Twyman, 37, grew up outside Boston, and has moved all over the country while working his way up the Whole Foods ranks. The only time Twyman’s cheeriness cracks is when he’s told that New Yorkers are wary of losing their neighborhood stores to an out-of-town chain. He mentions stopping for lunch one day. “I ordered two hot dogs and a specific kind of juice,” he says. “The guy looks at me and says, ‘You see mango juice? I don’t see mango juice. You see mango juice?’ I walked out. If we bring anything to New York City, it is this: We’re providing great product and great quality of service. And I think every New Yorker can benefit from that. More important, I think every retailer can benefit from that. It’s going to raise the standard.”

As a fellow newcomer to the city’s grocery wars, Twyman says he wishes FreshDirect well, but he follows with a dig. “We’re more about the theater, a passion for the food,” Twyman says. “FreshDirect, you get the product, but there’s no passion behind it: You open a box and, ‘Oh, there’s my broccoli, there’s my can of beans.’ For us, it’s about telling the story about that can of beans. Letting you taste that can of beans. Letting you smell in this recipe we just created how those beans mix with cumin and coriander and cardamom.”

“If I were going to be a big chain, I’d emulate them,” says Fairway’s Glickberg. “But I don’t think a family of four can afford to shop in a store like that regularly.” Fairway’s main response, he says, is to offer ever-better quality while keeping costs down—a tactic highlighted in signs hanging in the uptown Fairway that scold Whole Foods for its prices. “Our same-store sales are up dramatically—dramatically,” Glickberg says. Fairway is also growing beyond its base. In 2001, Fairway went suburban with a store in Plainview, Long Island, and Glickberg is now considering launching Fairway’s own garbage company, to cut waste-hauling costs. The forthcoming Red Hook Fairway, scheduled to open in summer 2005, will include 45 apartments or condos atop the 50,000-square-foot store, and will have ferry service to the East and West sides; the entire facility will draw its electricity from a Fairway-built power plant. And Fairway is seeking an investor that can pump tens of millions of dollars into the war chest.

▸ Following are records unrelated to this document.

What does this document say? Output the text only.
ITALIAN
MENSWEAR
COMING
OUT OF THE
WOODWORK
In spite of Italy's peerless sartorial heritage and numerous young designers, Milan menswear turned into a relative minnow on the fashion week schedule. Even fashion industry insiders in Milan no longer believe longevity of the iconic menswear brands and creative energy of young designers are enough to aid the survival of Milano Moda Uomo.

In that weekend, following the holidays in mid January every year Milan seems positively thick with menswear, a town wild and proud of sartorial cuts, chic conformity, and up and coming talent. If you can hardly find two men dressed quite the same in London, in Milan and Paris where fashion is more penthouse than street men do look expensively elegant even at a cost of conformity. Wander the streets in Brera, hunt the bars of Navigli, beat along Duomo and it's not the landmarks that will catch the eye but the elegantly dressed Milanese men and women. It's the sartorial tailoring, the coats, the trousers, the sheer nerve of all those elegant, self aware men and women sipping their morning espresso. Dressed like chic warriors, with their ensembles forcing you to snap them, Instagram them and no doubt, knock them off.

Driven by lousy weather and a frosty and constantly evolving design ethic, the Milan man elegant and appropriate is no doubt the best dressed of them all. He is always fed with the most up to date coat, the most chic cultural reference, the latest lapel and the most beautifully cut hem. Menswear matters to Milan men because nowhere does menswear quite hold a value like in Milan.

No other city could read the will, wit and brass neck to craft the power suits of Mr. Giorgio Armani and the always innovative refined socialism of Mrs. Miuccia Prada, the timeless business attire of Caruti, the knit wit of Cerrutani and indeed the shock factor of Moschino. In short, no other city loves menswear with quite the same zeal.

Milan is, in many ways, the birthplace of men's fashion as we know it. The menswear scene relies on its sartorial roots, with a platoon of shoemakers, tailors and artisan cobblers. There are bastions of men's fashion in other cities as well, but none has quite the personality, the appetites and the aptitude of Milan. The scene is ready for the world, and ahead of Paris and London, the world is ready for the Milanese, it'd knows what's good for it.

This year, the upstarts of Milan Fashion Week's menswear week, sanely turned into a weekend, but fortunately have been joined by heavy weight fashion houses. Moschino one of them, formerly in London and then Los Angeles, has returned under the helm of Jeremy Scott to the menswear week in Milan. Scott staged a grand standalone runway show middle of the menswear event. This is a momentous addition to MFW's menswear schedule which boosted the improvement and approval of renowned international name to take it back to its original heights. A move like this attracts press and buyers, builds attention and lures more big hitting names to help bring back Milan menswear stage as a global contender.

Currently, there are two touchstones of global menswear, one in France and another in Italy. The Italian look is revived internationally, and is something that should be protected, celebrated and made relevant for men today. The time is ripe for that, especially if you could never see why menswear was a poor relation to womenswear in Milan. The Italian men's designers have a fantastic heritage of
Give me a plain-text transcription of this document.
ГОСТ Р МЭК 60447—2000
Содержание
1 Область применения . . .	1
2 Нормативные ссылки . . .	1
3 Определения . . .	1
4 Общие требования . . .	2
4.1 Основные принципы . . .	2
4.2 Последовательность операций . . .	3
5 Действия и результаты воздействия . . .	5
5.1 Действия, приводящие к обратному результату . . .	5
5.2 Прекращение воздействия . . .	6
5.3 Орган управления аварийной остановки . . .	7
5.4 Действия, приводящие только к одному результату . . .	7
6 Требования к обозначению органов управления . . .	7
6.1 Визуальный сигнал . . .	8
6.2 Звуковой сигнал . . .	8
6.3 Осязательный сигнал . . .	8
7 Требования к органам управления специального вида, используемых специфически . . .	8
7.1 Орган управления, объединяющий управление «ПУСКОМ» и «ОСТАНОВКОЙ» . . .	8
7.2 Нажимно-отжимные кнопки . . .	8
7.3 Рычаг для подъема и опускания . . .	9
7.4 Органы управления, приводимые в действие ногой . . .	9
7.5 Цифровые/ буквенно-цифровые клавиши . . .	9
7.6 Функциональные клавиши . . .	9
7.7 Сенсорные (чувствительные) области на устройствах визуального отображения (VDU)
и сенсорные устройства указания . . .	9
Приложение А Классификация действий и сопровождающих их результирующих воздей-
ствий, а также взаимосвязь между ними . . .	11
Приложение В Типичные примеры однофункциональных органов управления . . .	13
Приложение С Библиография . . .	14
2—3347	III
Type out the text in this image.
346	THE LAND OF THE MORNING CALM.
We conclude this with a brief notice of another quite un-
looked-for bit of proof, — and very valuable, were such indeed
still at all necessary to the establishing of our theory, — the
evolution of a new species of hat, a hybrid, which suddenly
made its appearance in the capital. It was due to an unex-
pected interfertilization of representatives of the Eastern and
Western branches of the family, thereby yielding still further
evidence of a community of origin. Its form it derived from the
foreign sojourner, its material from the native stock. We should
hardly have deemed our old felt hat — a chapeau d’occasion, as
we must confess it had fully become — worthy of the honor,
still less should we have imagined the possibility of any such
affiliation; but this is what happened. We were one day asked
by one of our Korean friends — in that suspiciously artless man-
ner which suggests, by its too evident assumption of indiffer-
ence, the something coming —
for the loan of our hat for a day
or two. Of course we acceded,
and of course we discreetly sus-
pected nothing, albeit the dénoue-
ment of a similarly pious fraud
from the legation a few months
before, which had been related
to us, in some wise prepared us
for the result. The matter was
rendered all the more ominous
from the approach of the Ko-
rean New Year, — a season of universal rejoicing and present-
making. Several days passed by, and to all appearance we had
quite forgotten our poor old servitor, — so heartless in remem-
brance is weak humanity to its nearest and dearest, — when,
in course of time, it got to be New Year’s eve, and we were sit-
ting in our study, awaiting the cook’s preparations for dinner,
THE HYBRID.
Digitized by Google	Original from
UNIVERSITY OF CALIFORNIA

The battle will keep spreading. FreshDirect, which recently entered Queens, says it should have the metropolitan region covered in the next couple of years. In 2007, a 46,000-square-foot Whole Foods will open at the edge of Park Slope, with a promenade along the lovely Gowanus Canal, to provide a challenge to the new Fairway in Red Hook. First, though, in February 2005, Whole Foods will open a tri-level, 50,000-square-foot store on 14th Street, with only a statue of George Washington to separate it from the city’s pioneering Union Square farmers’ market. After 28 years of having downtown mesclun shoppers pretty much all to itself, the famously, endearingly dysfunctional Greenmarket might, like the city’s sclerotic supermarkets, get a kick in the asparagus.